Application level gateway development, deployment and maintenance services
Application level gateways are of two types these days.
One is a complete application like a http web or proxy server acting like a reverse proxy for a web server.
Examples of this is Squid, Apache or Nginx acting as a reverse proxy for a weak server like Outlook web access.
This protects the outlook web access server from many potential http and https based attacks.
ATRC has implemented http and https with a Squid proxy for outlook web access in production environments.
The other type of application level gateways are those which analyze traffic and try to interpret the protocol for compliance before forwarding the connection.
An example of this is Cisco PIX ASA acting like an application level gateway and dropping malicious traffic.
The issue with firewalls ( deep packet analyzer ) acting like real applications is that from our experience there are many issues and some legitimate traffic is dropped or not allowed through.
An example is Cisco PIX ASA not allowing all Kerio SMTP connections.
To solve this issue, we had to tell the firewall to not analyze the SMTP traffic.
For Exchange server SMTP out to internet we implemented a postfix server as a forwarder.
Also for incoming SMTP we configured the postfix server to receive and then forward to the internal Exchange server.
This allows weak protocol management application like Exchange to work peacefully behind an well built, reliable and secure application such as postfix to handle the real world communications.

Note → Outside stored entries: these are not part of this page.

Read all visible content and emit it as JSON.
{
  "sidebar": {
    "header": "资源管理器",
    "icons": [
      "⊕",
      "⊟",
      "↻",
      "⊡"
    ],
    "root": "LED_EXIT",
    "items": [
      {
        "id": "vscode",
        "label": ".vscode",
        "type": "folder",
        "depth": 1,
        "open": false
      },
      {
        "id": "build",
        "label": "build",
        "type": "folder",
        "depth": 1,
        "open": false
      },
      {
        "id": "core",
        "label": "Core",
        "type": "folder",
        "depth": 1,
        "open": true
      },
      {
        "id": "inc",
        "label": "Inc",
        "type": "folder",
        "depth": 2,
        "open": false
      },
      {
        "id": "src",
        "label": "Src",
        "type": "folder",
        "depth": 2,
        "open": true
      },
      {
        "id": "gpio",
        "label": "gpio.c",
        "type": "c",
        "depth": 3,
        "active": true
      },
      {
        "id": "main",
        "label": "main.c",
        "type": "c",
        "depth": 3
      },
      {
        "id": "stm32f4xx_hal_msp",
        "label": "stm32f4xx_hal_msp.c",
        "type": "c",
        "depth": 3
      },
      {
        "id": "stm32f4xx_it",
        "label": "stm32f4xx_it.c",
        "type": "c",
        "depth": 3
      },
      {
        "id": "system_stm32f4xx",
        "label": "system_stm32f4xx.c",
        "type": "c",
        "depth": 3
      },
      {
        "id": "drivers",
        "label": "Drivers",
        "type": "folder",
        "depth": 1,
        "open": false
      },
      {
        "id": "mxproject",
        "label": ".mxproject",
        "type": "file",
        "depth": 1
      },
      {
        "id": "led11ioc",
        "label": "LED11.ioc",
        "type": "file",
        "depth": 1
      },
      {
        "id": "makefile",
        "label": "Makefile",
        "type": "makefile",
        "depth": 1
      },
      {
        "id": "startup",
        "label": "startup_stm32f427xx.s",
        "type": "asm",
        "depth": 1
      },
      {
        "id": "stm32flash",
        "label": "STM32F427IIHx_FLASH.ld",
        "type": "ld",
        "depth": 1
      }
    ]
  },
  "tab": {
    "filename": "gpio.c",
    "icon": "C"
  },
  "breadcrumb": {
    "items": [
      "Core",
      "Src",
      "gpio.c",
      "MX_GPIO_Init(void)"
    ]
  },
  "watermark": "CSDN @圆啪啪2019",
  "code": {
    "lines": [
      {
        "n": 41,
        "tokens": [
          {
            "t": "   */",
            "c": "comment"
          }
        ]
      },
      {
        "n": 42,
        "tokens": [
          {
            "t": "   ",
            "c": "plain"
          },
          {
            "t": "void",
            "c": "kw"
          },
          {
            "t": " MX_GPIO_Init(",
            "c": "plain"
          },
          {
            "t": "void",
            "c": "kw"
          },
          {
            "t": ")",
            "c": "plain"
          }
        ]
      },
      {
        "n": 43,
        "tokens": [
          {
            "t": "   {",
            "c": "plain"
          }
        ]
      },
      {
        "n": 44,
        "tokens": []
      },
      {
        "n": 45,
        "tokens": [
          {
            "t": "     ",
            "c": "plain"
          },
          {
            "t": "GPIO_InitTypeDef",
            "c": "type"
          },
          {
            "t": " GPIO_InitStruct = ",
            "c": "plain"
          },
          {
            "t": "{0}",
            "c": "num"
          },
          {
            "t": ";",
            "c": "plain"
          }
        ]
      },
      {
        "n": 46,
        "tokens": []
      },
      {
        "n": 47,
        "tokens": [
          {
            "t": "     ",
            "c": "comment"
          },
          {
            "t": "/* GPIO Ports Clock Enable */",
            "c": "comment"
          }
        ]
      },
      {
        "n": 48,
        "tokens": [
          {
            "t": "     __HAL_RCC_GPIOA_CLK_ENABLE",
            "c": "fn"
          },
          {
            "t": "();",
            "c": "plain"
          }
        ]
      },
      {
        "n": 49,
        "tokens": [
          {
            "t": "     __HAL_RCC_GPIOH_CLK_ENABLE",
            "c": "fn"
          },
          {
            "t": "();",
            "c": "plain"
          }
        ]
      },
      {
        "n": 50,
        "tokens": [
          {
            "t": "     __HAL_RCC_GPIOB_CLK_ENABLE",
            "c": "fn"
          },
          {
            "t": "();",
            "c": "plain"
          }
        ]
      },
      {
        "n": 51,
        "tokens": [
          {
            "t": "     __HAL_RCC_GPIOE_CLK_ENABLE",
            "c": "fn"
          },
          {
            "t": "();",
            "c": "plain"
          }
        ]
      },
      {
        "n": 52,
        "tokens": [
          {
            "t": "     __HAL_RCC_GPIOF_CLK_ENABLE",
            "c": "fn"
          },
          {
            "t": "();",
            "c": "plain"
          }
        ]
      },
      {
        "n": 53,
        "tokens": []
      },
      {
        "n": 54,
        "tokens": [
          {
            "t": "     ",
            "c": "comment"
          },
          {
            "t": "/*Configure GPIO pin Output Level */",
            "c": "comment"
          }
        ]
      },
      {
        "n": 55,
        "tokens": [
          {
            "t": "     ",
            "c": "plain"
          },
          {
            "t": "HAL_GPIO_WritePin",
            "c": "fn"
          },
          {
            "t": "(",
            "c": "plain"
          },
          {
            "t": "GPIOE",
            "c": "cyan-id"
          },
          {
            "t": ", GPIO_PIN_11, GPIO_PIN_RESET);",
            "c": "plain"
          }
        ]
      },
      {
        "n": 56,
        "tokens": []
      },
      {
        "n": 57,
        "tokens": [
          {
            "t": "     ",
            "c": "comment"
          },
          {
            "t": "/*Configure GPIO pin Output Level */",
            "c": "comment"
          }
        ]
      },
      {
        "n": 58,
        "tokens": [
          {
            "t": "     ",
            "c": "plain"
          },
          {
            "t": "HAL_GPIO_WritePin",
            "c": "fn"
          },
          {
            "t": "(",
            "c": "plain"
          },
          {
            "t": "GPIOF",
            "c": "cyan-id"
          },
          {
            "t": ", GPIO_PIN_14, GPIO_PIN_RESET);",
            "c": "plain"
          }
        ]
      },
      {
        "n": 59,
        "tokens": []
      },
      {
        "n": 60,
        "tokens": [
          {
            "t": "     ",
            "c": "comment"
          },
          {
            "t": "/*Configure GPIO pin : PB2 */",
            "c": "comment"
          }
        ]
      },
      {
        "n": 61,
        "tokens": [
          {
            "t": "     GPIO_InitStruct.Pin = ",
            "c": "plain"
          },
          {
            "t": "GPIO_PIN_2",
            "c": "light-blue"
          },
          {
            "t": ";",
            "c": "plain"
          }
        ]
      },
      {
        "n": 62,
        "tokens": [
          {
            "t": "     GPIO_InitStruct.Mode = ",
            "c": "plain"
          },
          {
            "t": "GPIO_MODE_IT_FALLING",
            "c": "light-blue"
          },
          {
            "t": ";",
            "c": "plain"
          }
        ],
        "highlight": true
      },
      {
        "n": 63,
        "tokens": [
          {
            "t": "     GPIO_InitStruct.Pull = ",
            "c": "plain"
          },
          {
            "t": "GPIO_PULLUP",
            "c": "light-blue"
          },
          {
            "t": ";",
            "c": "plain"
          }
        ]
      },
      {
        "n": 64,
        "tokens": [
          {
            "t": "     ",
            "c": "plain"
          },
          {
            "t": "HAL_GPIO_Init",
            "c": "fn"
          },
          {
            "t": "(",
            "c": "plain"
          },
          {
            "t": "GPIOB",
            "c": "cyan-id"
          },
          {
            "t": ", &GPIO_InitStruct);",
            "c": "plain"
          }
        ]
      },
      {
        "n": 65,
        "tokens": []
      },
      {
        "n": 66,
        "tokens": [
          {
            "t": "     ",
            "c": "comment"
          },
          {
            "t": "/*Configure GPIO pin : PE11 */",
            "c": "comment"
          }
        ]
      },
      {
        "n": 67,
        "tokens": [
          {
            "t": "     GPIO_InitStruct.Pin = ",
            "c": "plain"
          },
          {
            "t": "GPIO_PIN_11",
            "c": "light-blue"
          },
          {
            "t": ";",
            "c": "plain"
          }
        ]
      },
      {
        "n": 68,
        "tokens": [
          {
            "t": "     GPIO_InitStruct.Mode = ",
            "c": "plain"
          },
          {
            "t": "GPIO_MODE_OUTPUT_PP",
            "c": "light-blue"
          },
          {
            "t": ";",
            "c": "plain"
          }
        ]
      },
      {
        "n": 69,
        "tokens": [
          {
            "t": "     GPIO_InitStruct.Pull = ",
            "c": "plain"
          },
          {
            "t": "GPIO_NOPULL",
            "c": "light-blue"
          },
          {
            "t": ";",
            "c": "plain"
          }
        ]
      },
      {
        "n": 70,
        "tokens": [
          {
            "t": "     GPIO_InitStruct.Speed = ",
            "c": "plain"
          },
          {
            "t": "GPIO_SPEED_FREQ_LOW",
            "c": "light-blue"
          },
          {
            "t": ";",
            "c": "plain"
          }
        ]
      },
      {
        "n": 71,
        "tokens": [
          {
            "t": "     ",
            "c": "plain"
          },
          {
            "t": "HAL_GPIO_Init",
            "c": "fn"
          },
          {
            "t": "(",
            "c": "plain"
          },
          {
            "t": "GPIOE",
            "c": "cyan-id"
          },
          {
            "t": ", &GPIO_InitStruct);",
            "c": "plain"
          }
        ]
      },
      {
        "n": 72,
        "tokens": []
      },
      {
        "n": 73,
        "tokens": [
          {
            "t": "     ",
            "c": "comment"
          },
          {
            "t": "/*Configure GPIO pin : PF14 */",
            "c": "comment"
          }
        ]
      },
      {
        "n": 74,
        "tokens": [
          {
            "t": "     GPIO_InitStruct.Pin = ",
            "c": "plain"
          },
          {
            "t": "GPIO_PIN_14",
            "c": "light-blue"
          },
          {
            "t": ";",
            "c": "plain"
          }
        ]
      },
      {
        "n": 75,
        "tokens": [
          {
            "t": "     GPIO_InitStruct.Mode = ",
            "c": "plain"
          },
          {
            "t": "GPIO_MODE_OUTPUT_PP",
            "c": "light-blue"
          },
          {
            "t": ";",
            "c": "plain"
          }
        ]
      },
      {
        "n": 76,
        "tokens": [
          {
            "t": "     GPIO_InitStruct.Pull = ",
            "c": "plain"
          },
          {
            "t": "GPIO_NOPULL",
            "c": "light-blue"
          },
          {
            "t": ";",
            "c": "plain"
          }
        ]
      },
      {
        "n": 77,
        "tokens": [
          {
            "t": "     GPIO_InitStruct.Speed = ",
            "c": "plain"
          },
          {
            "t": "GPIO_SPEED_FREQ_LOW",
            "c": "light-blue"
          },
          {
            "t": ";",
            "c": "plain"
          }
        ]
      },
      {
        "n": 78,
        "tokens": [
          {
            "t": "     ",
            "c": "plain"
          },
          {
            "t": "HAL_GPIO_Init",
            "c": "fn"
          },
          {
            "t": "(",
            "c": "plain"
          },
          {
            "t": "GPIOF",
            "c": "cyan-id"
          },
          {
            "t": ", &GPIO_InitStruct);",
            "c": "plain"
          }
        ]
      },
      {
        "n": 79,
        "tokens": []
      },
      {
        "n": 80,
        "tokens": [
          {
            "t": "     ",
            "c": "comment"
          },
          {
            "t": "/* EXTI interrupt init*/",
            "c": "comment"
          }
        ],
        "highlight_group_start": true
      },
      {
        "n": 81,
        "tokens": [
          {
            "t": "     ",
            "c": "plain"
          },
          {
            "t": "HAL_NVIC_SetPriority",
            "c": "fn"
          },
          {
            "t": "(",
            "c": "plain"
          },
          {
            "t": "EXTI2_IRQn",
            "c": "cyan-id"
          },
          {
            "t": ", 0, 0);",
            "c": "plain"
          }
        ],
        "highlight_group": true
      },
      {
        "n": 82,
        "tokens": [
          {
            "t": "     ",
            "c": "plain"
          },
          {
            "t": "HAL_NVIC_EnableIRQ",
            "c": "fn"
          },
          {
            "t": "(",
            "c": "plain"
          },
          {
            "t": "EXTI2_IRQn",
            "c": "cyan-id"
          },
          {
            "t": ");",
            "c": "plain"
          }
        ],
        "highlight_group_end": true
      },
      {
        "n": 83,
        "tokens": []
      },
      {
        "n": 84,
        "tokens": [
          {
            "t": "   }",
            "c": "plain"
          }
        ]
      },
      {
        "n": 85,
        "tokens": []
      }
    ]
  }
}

Another related use case we have developed is an MITM HTTPS proxy server. Since more than 90% of the traffic these days is https and to cache it, the HTTPS connection needs to have a proxy server between the browser and the web server. This method is used by VPN providers, ISPs and our WIFI servers for providing some services. The advantage is that HTTPS traffic can be cached. The disadvantage is that a certificate is required for each network being cached. In the future, we might create multiple certificates so each browser or user can have their own certificate for using the proxy server and its services.